Sometimes volatility will only affect an individual company. For example, a revolutionary product launch or strong earnings report may attract many investors to purchase the company. This positive attention will raise the company's stock price. In contrast, product recalls and data breaches may negatively influence a company's stock prices.

Sand Nisko Stock Risk Measures

Assuming the 90 days trading horizon the coefficient of variation of Sand Nisko is 1451.61. The daily returns are distributed with a variance of 830.23 and standard deviation of 28.81. The mean deviation of Sand Nisko Capital is currently at 14.76. For similar time horizon, the selected benchmark (Dow Jones Industrial) has volatility of 0.79
α
Alpha over Dow Jones
3.12
β
Beta against Dow Jones-1.04
σ
Overall volatility
28.81
Ir
Information ratio 0.10

Sand Nisko Stock Return Volatility

Sand Nisko historical daily return volatility represents how much of Sand Nisko stock's daily returns swing around its mean - it is a statistical measure of its dispersion of returns.
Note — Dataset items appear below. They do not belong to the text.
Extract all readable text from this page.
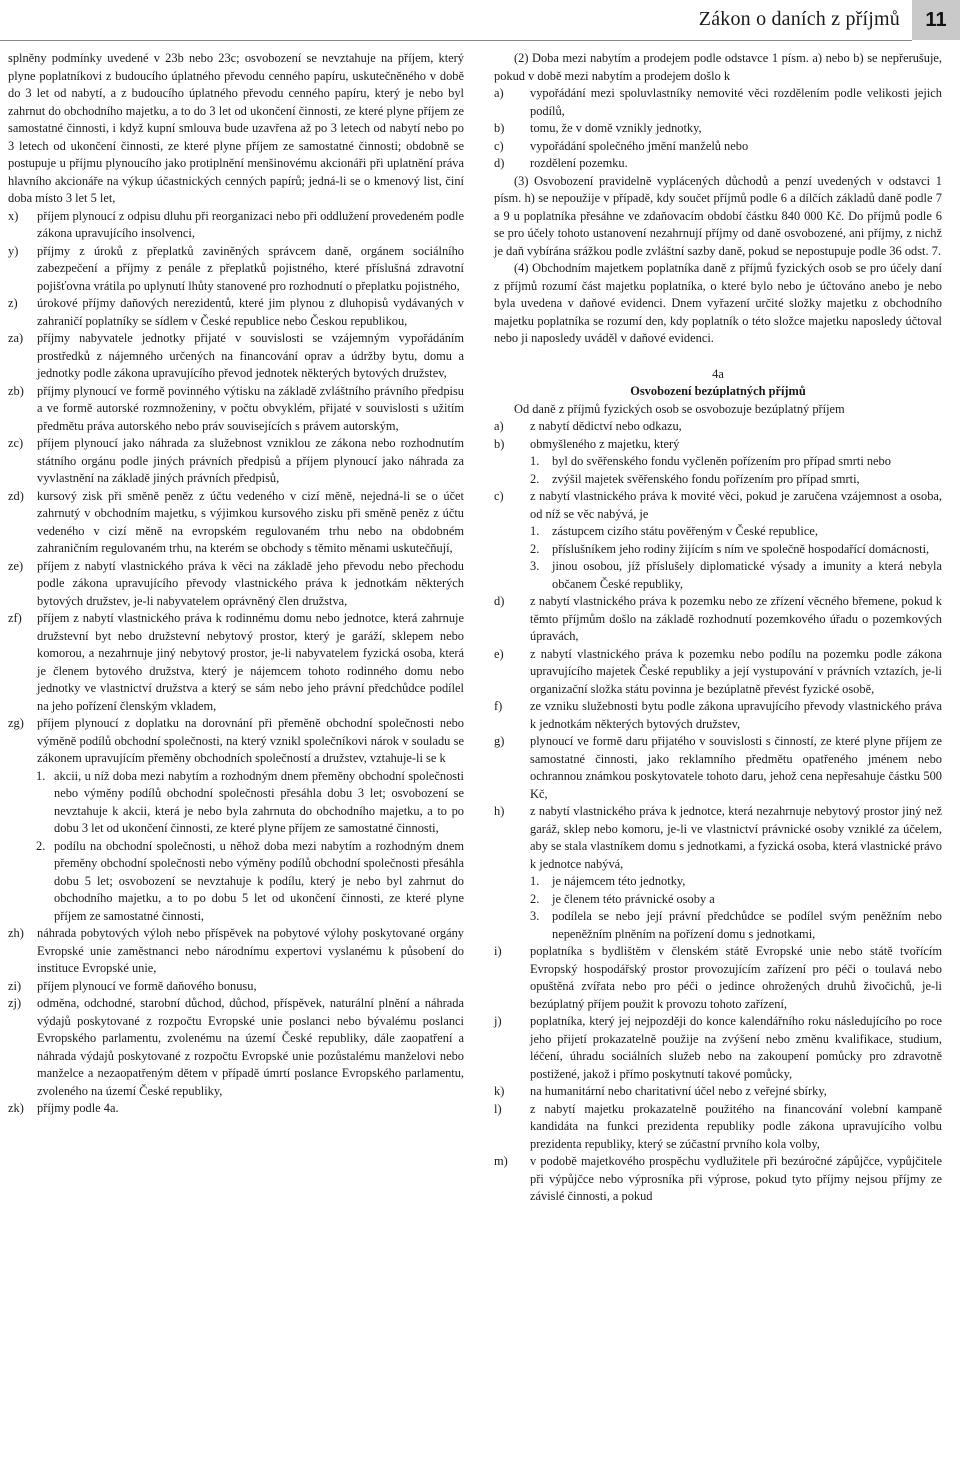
Zákon o daních z příjmů	11

splněny podmínky uvedené v 23b nebo 23c; osvobození se nevztahuje na příjem, který plyne poplatníkovi z budoucího úplatného převodu cenného papíru, uskutečněného v době do 3 let od nabytí, a z budoucího úplatného převodu cenného papíru, který je nebo byl zahrnut do obchodního majetku, a to do 3 let od ukončení činnosti, ze které plyne příjem ze samostatné činnosti, i když kupní smlouva bude uzavřena až po 3 letech od nabytí nebo po 3 letech od ukončení činnosti, ze které plyne příjem ze samostatné činnosti; obdobně se postupuje u příjmu plynoucího jako protiplnění menšinovému akcionáři při uplatnění práva hlavního akcionáře na výkup účastnických cenných papírů; jedná-li se o kmenový list, činí doba místo 3 let 5 let,

x) příjem plynoucí z odpisu dluhu při reorganizaci nebo při oddlužení provedeném podle zákona upravujícího insolvenci,

y) příjmy z úroků z přeplatků zaviněných správcem daně, orgánem sociálního zabezpečení a příjmy z penále z přeplatků pojistného, které příslušná zdravotní pojišťovna vrátila po uplynutí lhůty stanovené pro rozhodnutí o přeplatku pojistného,

z) úrokové příjmy daňových nerezidentů, které jim plynou z dluhopisů vydávaných v zahraničí poplatníky se sídlem v České republice nebo Českou republikou,

za) příjmy nabyvatele jednotky přijaté v souvislosti se vzájemným vypořádáním prostředků z nájemného určených na financování oprav a údržby bytu, domu a jednotky podle zákona upravujícího převod jednotek některých bytových družstev,

zb) příjmy plynoucí ve formě povinného výtisku na základě zvláštního právního předpisu a ve formě autorské rozmnoženiny, v počtu obvyklém, přijaté v souvislosti s užitím předmětu práva autorského nebo práv souvisejících s právem autorským,

zc) příjem plynoucí jako náhrada za služebnost vzniklou ze zákona nebo rozhodnutím státního orgánu podle jiných právních předpisů a příjem plynoucí jako náhrada za vyvlastnění na základě jiných právních předpisů,

zd) kursový zisk při směně peněz z účtu vedeného v cizí měně, nejedná-li se o účet zahrnutý v obchodním majetku, s výjimkou kursového zisku při směně peněz z účtu vedeného v cizí měně na evropském regulovaném trhu nebo na obdobném zahraničním regulovaném trhu, na kterém se obchody s těmito měnami uskutečňují,

ze) příjem z nabytí vlastnického práva k věci na základě jeho převodu nebo přechodu podle zákona upravujícího převody vlastnického práva k jednotkám některých bytových družstev, je-li nabyvatelem oprávněný člen družstva,

zf) příjem z nabytí vlastnického práva k rodinnému domu nebo jednotce, která zahrnuje družstevní byt nebo družstevní nebytový prostor, který je garáží, sklepem nebo komorou, a nezahrnuje jiný nebytový prostor, je-li nabyvatelem fyzická osoba, která je členem bytového družstva, který je nájemcem tohoto rodinného domu nebo jednotky ve vlastnictví družstva a který se sám nebo jeho právní předchůdce podílel na jeho pořízení členským vkladem,

zg) příjem plynoucí z doplatku na dorovnání při přeměně obchodní společnosti nebo výměně podílů obchodní společnosti, na který vznikl společníkovi nárok v souladu se zákonem upravujícím přeměny obchodních společností a družstev, vztahuje-li se k

1. akcii, u níž doba mezi nabytím a rozhodným dnem přeměny obchodní společnosti nebo výměny podílů obchodní společnosti přesáhla dobu 3 let; osvobození se nevztahuje k akcii, která je nebo byla zahrnuta do obchodního majetku, a to po dobu 3 let od ukončení činnosti, ze které plyne příjem ze samostatné činnosti,

2. podílu na obchodní společnosti, u něhož doba mezi nabytím a rozhodným dnem přeměny obchodní společnosti nebo výměny podílů obchodní společnosti přesáhla dobu 5 let; osvobození se nevztahuje k podílu, který je nebo byl zahrnut do obchodního majetku, a to po dobu 5 let od ukončení činnosti, ze které plyne příjem ze samostatné činnosti,

zh) náhrada pobytových výloh nebo příspěvek na pobytové výlohy poskytované orgány Evropské unie zaměstnanci nebo národnímu expertovi vyslanému k působení do instituce Evropské unie,

zi) příjem plynoucí ve formě daňového bonusu,

zj) odměna, odchodné, starobní důchod, důchod, příspěvek, naturální plnění a náhrada výdajů poskytované z rozpočtu Evropské unie poslanci nebo bývalému poslanci Evropského parlamentu, zvolenému na území České republiky, dále zaopatření a náhrada výdajů poskytované z rozpočtu Evropské unie pozůstalému manželovi nebo manželce a nezaopatřeným dětem v případě úmrtí poslance Evropského parlamentu, zvoleného na území České republiky,

zk) příjmy podle 4a.

(2) Doba mezi nabytím a prodejem podle odstavce 1 písm. a) nebo b) se nepřerušuje, pokud v době mezi nabytím a prodejem došlo k

a) vypořádání mezi spoluvlastníky nemovité věci rozdělením podle velikosti jejich podílů,

b) tomu, že v domě vznikly jednotky,

c) vypořádání společného jmění manželů nebo

d) rozdělení pozemku.

(3) Osvobození pravidelně vyplácených důchodů a penzí uvedených v odstavci 1 písm. h) se nepoužije v případě, kdy součet příjmů podle 6 a dílčích základů daně podle 7 a 9 u poplatníka přesáhne ve zdaňovacím období částku 840 000 Kč. Do příjmů podle 6 se pro účely tohoto ustanovení nezahrnují příjmy od daně osvobozené, ani příjmy, z nichž je daň vybírána srážkou podle zvláštní sazby daně, pokud se nepostupuje podle 36 odst. 7.

(4) Obchodním majetkem poplatníka daně z příjmů fyzických osob se pro účely daní z příjmů rozumí část majetku poplatníka, o které bylo nebo je účtováno anebo je nebo byla uvedena v daňové evidenci. Dnem vyřazení určité složky majetku z obchodního majetku poplatníka se rozumí den, kdy poplatník o této složce majetku naposledy účtoval nebo ji naposledy uváděl v daňové evidenci.

4a

Osvobození bezúplatných příjmů

Od daně z příjmů fyzických osob se osvobozuje bezúplatný příjem

a) z nabytí dědictví nebo odkazu,

b) obmyšleného z majetku, který

1. byl do svěřenského fondu vyčleněn pořízením pro případ smrti nebo

2. zvýšil majetek svěřenského fondu pořízením pro případ smrti,

c) z nabytí vlastnického práva k movité věci, pokud je zaručena vzájemnost a osoba, od níž se věc nabývá, je

1. zástupcem cizího státu pověřeným v České republice,

2. příslušníkem jeho rodiny žijícím s ním ve společně hospodařící domácnosti,

3. jinou osobou, jíž příslušely diplomatické výsady a imunity a která nebyla občanem České republiky,

d) z nabytí vlastnického práva k pozemku nebo ze zřízení věcného břemene, pokud k těmto příjmům došlo na základě rozhodnutí pozemkového úřadu o pozemkových úpravách,

e) z nabytí vlastnického práva k pozemku nebo podílu na pozemku podle zákona upravujícího majetek České republiky a její vystupování v právních vztazích, je-li organizační složka státu povinna je bezúplatně převést fyzické osobě,

f) ze vzniku služebnosti bytu podle zákona upravujícího převody vlastnického práva k jednotkám některých bytových družstev,

g) plynoucí ve formě daru přijatého v souvislosti s činností, ze které plyne příjem ze samostatné činnosti, jako reklamního předmětu opatřeného jménem nebo ochrannou známkou poskytovatele tohoto daru, jehož cena nepřesahuje částku 500 Kč,

h) z nabytí vlastnického práva k jednotce, která nezahrnuje nebytový prostor jiný než garáž, sklep nebo komoru, je-li ve vlastnictví právnické osoby vzniklé za účelem, aby se stala vlastníkem domu s jednotkami, a fyzická osoba, která vlastnické právo k jednotce nabývá,

1. je nájemcem této jednotky,

2. je členem této právnické osoby a

3. podílela se nebo její právní předchůdce se podílel svým peněžním nebo nepeněžním plněním na pořízení domu s jednotkami,

i) poplatníka s bydlištěm v členském státě Evropské unie nebo státě tvořícím Evropský hospodářský prostor provozujícím zařízení pro péči o toulavá nebo opuštěná zvířata nebo pro péči o jedince ohrožených druhů živočichů, je-li bezúplatný příjem použit k provozu tohoto zařízení,

j) poplatníka, který jej nejpozději do konce kalendářního roku následujícího po roce jeho přijetí prokazatelně použije na zvýšení nebo změnu kvalifikace, studium, léčení, úhradu sociálních služeb nebo na zakoupení pomůcky pro zdravotně postižené, jakož i přímo poskytnutí takové pomůcky,

k) na humanitární nebo charitativní účel nebo z veřejné sbírky,

l) z nabytí majetku prokazatelně použitého na financování volební kampaně kandidáta na funkci prezidenta republiky podle zákona upravujícího volbu prezidenta republiky, který se zúčastní prvního kola volby,

m) v podobě majetkového prospěchu vydlužitele při bezúročné zápůjčce, vypůjčitele při výpůjčce nebo výprosníka při výprose, pokud tyto příjmy nejsou příjmy ze závislé činnosti, a pokud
The company accepts 28.8137% volatility on return distribution over the 90 days horizon. By contrast, Dow Jones Industrial accepts 0.7978% volatility on return distribution over the 90 days horizon.
 Performance 
       Timeline  

Sand Nisko Investment Opportunity

Sand Nisko Capital has a volatility of 28.81 and is 36.01 times more volatile than Dow Jones Industrial. Compared to the overall equity markets, volatility of historical daily returns of Sand Nisko Capital is higher than 96 percent of all global equities and portfolios over the last 90 days. You can use Sand Nisko Capital to protect your portfolios against small market fluctuations. The stock experiences a very speculative upward sentiment. Check odds of Sand Nisko to be traded at 0.095 in 90 days.

Good diversification

The correlation between Sand Nisko Capital and DJI is -0.03 (i.e., Good diversification) for selected investment horizon. Overlapping area represents the amount of risk that can be diversified away by holding Sand Nisko Capital and DJI in the same portfolio, assuming nothing else is changed.
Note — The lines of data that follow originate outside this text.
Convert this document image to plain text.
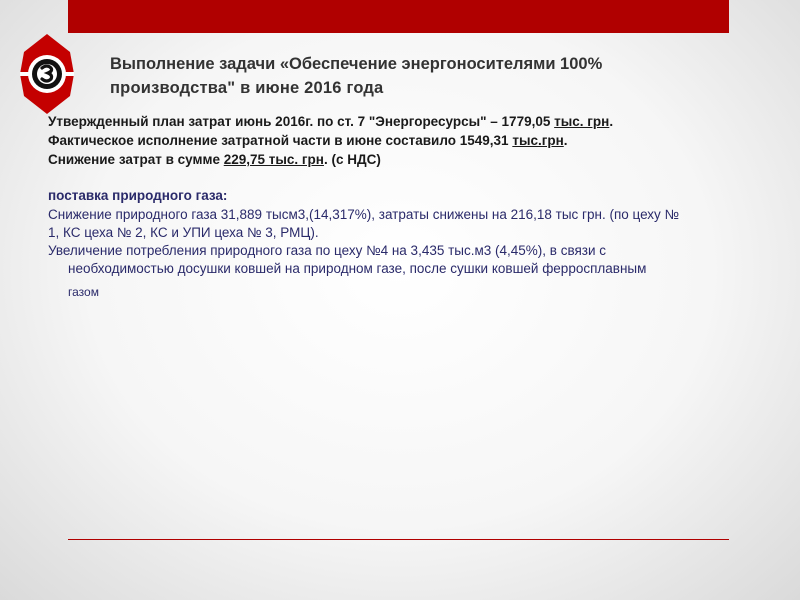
Выполнение задачи «Обеспечение энергоносителями 100%
производства" в июне 2016 года

Утвержденный план затрат июнь 2016г. по ст. 7 "Энергоресурсы" – 1779,05 тыс. грн.

Фактическое исполнение затратной части в июне составило 1549,31 тыс.грн.

Снижение затрат в сумме 229,75 тыс. грн. (с НДС)

поставка природного газа:

Снижение природного газа 31,889 тысм3,(14,317%), затраты снижены на 216,18 тыс грн. (по цеху №
1, КС цеха № 2, КС и УПИ цеха № 3, РМЦ).

Увеличение потребления природного газа по цеху №4 на 3,435 тыс.м3 (4,45%), в связи с
необходимостью досушки ковшей на природном газе, после сушки ковшей ферросплавным
газом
Sand Nisko Additional Risk Indicators

The analysis of Sand Nisko's secondary risk indicators is one of the essential steps in making a buy or sell decision. The process involves identifying the amount of risk involved in Sand Nisko's investment and either accepting that risk or mitigating it. Along with some common measures of Sand Nisko stock's risk such as standard deviation, beta, or value at risk, we also provide a set of secondary indicators that can assist in the individual investment decision or help in hedging the risk of your existing portfolios.
Please note, the risk measures we provide can be used independently or collectively to perform a risk assessment. When comparing two potential stocks, we recommend comparing similar stocks with homogenous growth potential and valuation from related markets to determine which investment holds the most risk.
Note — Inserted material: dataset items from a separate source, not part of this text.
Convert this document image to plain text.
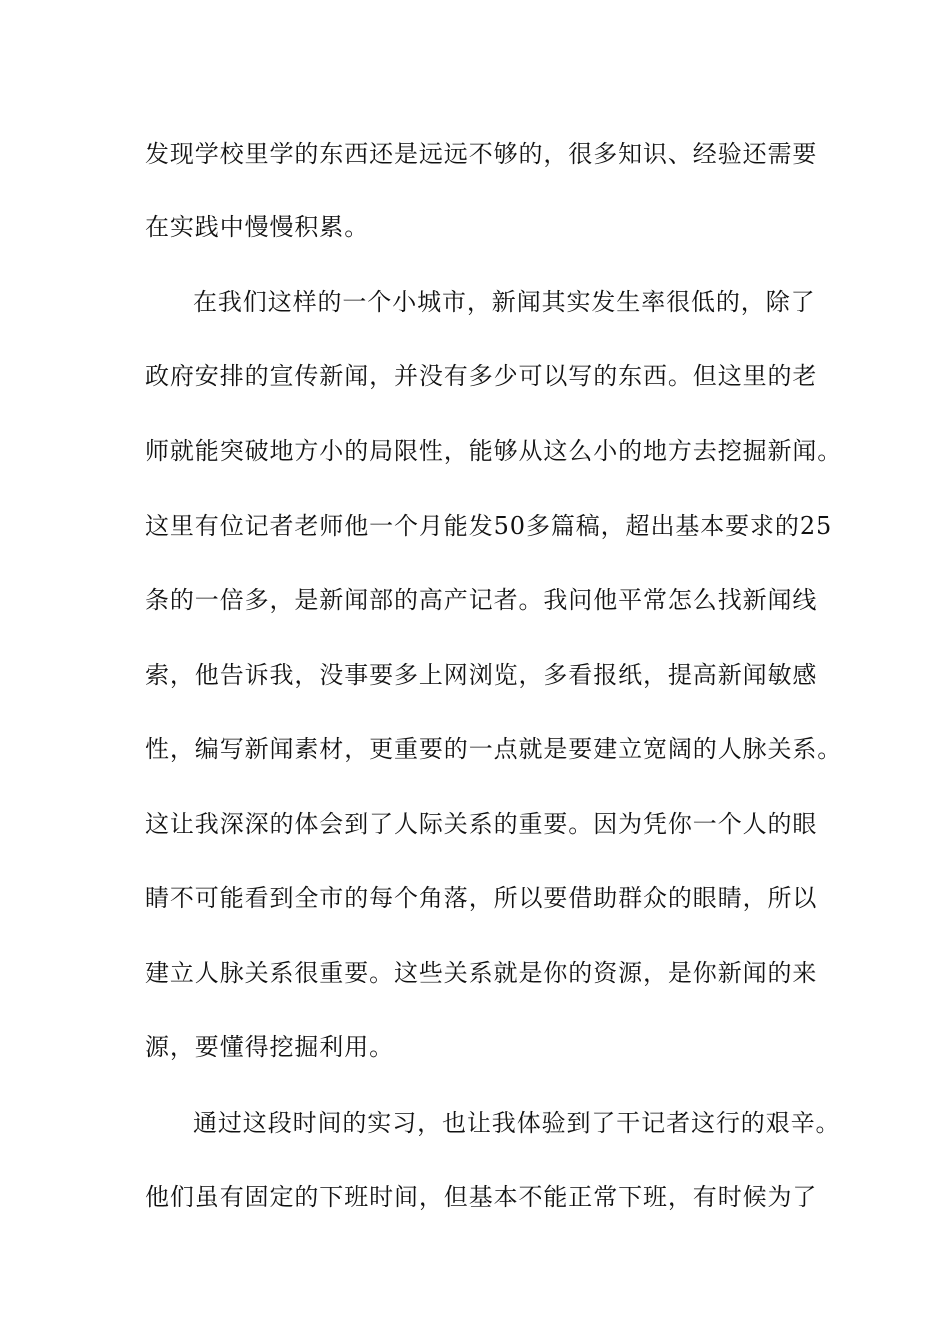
发现学校里学的东西还是远远不够的，很多知识、经验还需要
在实践中慢慢积累。
在我们这样的一个小城市，新闻其实发生率很低的，除了
政府安排的宣传新闻，并没有多少可以写的东西。但这里的老
师就能突破地方小的局限性，能够从这么小的地方去挖掘新闻。
这里有位记者老师他一个月能发50多篇稿，超出基本要求的25
条的一倍多，是新闻部的高产记者。我问他平常怎么找新闻线
索，他告诉我，没事要多上网浏览，多看报纸，提高新闻敏感
性，编写新闻素材，更重要的一点就是要建立宽阔的人脉关系。
这让我深深的体会到了人际关系的重要。因为凭你一个人的眼
睛不可能看到全市的每个角落，所以要借助群众的眼睛，所以
建立人脉关系很重要。这些关系就是你的资源，是你新闻的来
源，要懂得挖掘利用。
通过这段时间的实习，也让我体验到了干记者这行的艰辛。
他们虽有固定的下班时间，但基本不能正常下班，有时候为了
Sand Nisko Suggested Diversification Pairs

Pair trading is one of the very effective strategies used by professional day traders and hedge funds capitalizing on short-time and mid-term market inefficiencies. The approach is based on the fact that the ratio of prices of two correlating shares is long-term stable and oscillates around the average value. If the correlation ratio comes outside the common area, you can speculate with a high success rate that the ratio will return to the mean value and collect a profit.
The effect of pair diversification on risk is to reduce it, but we should note this doesn't apply to all risk types. When we trade pairs against Sand Nisko as a counterpart, there is always some inherent risk that will never be diversified away no matter what. This volatility limits the effect of tactical diversification using pair trading. Sand Nisko's systematic risk is the inherent uncertainty of the entire market, and therefore cannot be mitigated even by pair-trading it against the equity that is not highly correlated to it. On the other hand, Sand Nisko's unsystematic risk describes the types of risk that we can protect against, at least to some degree, by selecting a matching pair that is not perfectly correlated to Sand Nisko Capital.